第93話 追思

「いやぁ、【隠聖】さまが、あんなにおしゃべりだとは思わなかったから、最初はすごく驚いたよ」

「……すみません」


 何故か謝ってしまうアルフォンス。

 強いて言うなら、親の若かりし頃の痛い発言を第三者から聞くようなものか。


 アルフォンス自身の話ではないのに、何故か謝罪したくなるのは仕方のないことだろう。

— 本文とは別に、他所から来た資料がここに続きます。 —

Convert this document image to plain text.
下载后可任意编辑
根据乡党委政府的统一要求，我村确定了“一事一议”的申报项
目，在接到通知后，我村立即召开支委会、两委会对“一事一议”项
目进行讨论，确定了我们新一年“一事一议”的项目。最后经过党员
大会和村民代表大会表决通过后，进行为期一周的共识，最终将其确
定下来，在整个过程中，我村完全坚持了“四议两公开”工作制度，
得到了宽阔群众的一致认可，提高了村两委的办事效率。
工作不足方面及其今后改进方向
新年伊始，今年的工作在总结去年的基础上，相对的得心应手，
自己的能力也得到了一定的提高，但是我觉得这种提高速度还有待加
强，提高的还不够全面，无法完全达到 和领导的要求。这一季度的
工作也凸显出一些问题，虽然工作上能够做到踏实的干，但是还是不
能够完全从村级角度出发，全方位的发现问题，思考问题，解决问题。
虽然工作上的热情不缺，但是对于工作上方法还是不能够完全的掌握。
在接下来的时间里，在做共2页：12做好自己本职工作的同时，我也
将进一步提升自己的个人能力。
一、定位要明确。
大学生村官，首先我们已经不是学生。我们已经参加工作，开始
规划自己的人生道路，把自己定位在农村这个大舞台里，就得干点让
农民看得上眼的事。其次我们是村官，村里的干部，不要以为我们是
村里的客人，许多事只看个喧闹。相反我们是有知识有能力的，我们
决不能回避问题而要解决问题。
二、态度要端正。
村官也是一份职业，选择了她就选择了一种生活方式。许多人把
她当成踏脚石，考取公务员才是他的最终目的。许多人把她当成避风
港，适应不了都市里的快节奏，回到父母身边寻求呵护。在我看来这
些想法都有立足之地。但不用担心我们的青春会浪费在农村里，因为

「頭領は普段、威厳とか立場とかイメージとかを守るために、あまり話さないだけなんです」


 少年はそうフォローするが、あまり効果はない。


「いや、別にそれがいけないというつもりはないよ。こっちは助けられたんだから。実はあの村にいた皆さまにお礼をしたかったんだけど、今更昔の話をされても仕方ないだろうって、控えたんだ」

「そうだったんですか。不思議な縁ですね」

「そうだね」


 そう微笑んだフランシスは、話を続けるのであった。




「いやぁ感動したわぁ。おばちゃん、命がけで友を庇うなんてシチュエーション、とんとご無沙汰だから、もう涙が出てきちゃってさぁ」 

「もう、ババァだからじゃ」 

「なぁに、その言い方。ロリババァに言われても、全然悔しくないんですけど」

「誰がロリババァじゃ。永遠の12歳なだけじゃろうが」

「もう、何十年12歳をやってるのよ。みっともない」

「何がみっともないじゃ」


 そんな不毛な会話を繰り広げる、【隠聖】ツクヨミと【聖魔】アビゲイルであった。

 そして、もうひとりと言えば……。


「なっ。何をしやがる!」


 慌てる監督官を無視して、グルックとフランシスのもとに近づいていく。

 あまりにも無防備で近づく白いローブ姿の女に、監督官も面食らう。



「近づくなぁ!てめえらがこっちに来るなら、こいつらをぶっ殺すぞ!」

「あらあらまぁまぁ。それは困りましたね」


 その言葉に歩みを止めた白いローブ姿の女は、頬に指を当てて首を傾げる。


「でも、大丈夫ですの。

「はぁ?」


 監督官が、白いローブの女の言葉に――呆気にとられる。


「でも、痛いのは嫌ですわよね。それではここで。【広域治癒(ラトゥム・ペルフェクティオ・サナーレ)】」


 何をしているのか、理解できなかった監督官であった。

 だが、すぐに聞こえてきた奴隷たちの言葉によって、のかを理解した――理解させられてしまった。


「ええっ!?身体が治ってる」

「ああっ、私の耳もある!」

「目が……目が見えるよ!」

「僕の足も生えてきたぁぁぁ!」


 離れた場所から聞こえる、奴隷たちの歓声。

 それは、苛酷な環境や理不尽な暴力によって失ってしまった身体の部位が、元通りに癒やされたことへの喜びの声だった。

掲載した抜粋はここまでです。